Signs of ecocide all around
MONTREAL – In the tropical section of this city’s Biodome, essentially a museum of the environment, I felt very much at home. Outside, snow stretched in all directions, but the interior climate was warm and humid – just like Florida’s. And it reminded me of how clever people can be.
In this case, they creatively replicated not only the tropics but a northern forest, a marine ecosystem, and a side-by-side version of the Arctic and Antarctica.
Sadly, people also can be incredibly slow in responding to challenges that threaten the true-life versions of those ecosystems. I am thinking particularly of Antarctica, where a piece of ice about seven times the size of Manhattan collapsed from the Wilkins Ice Shelf just after my stroll through the Biodome.
Bear in mind that this is not the end of the problem – which many scientists attribute to climate change – but merely a fragment of the beginning. The rest of the Wilkins Ice Shelf, which compares in size to the state of Connecticut, reportedly is barely holding together. According to some scientists, such as David Vaughan of the British Antarctic Survey, one of the world’s leading environmental research centers, the collapse of the entire shelf is not far away.
How can policy-makers fail to view such developments with alarm and hasten decisions to ease their impact? Naysayers will no doubt swarm, as they typically do when I write about climate change, and chant a tired refrain about the lack of universal agreement on the causes of today’s environmental woes. I am fairly certain that some will even point out that icebergs naturally break away from the mainland. Fine, but that is not saying much in light of the highly unusual, dramatic events that we have been observing with disturbing regularity; moreover, it comes across as naive and stubborn.
How much more ice must break away or melt to get their attention – enough to cause dangerous sea-level increases and severe coastal flooding? And what about the other anticipated results of unchecked climate change: the worsening of weather of mass destruction, the disappearance of various species, more-frequent droughts, starvation on a mind-boggling scale, human migration in numbers that have never been seen before and a plague of diseases? Finally, let us not forget the tensions and violence that inevitably would follow in the scramble for remaining resources.
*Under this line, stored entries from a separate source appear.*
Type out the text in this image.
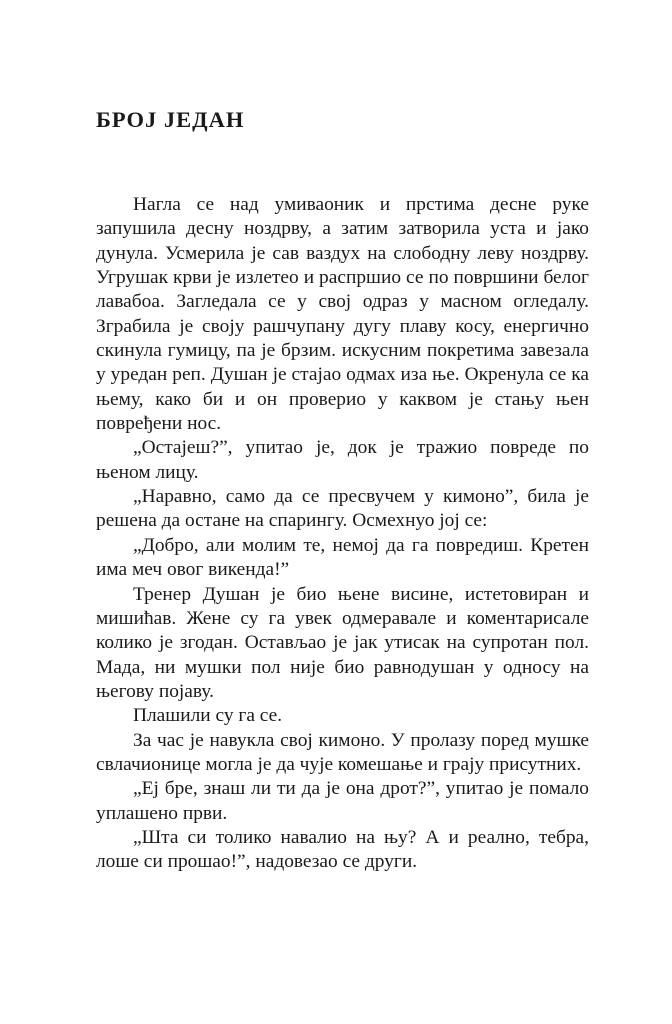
БРОЈ ЈЕДАН

Нагла се над умиваоник и прстима десне руке запушила десну ноздрву, а затим затворила уста и јако дунула. Усмерила је сав ваздух на слободну леву ноздрву. Угрушак крви је излетео и распршио се по површини белог лавабоа. Загледала се у свој одраз у масном огледалу. Зграбила је своју рашчупану дугу плаву косу, енергично скинула гумицу, па је брзим. искусним покретима завезала у уредан реп. Душан је стајао одмах иза ње. Окренула се ка њему, како би и он проверио у каквом је стању њен повређени нос.

„Остајеш?”, упитао је, док је тражио повреде по њеном лицу.

„Наравно, само да се пресвучем у кимоно”, била је решена да остане на спарингу. Осмехнуо јој се:

„Добро, али молим те, немој да га повредиш. Кретен има меч овог викенда!”

Тренер Душан је био њене висине, истетовиран и мишићав. Жене су га увек одмеравале и коментарисале колико је згодан. Остављао је јак утисак на супротан пол. Мада, ни мушки пол није био равнодушан у односу на његову појаву.

Плашили су га се.

За час је навукла свој кимоно. У пролазу поред мушке свлачионице могла је да чује комешање и грају присутних.

„Еј бре, знаш ли ти да је она дрот?”, упитао је помало уплашено први.

„Шта си толико навалио на њу? А и реално, тебра, лоше си прошао!”, надовезао се други.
Americans and the rest of humanity have nothing to gain from waiting around to see what will happen. They should demand that their governments aggressively take on the challenge of climate change, and settle for no less than sound solutions and meaningful actions in the context of an international consensus. More specifically, they should expect a global strategy aimed at greatly reducing emissions, expanding conservation, boosting efficiency and accelerating the development of renewable energy sources.
Such thoughts surely were far from the minds of most visitors as they completed the Biodome tour in Polar World, watching penguins swim, snack and socialize in pleasant surroundings. But they should be a foremost consideration in the face of urgent signs that the world has taken ill, with the worst yet to come.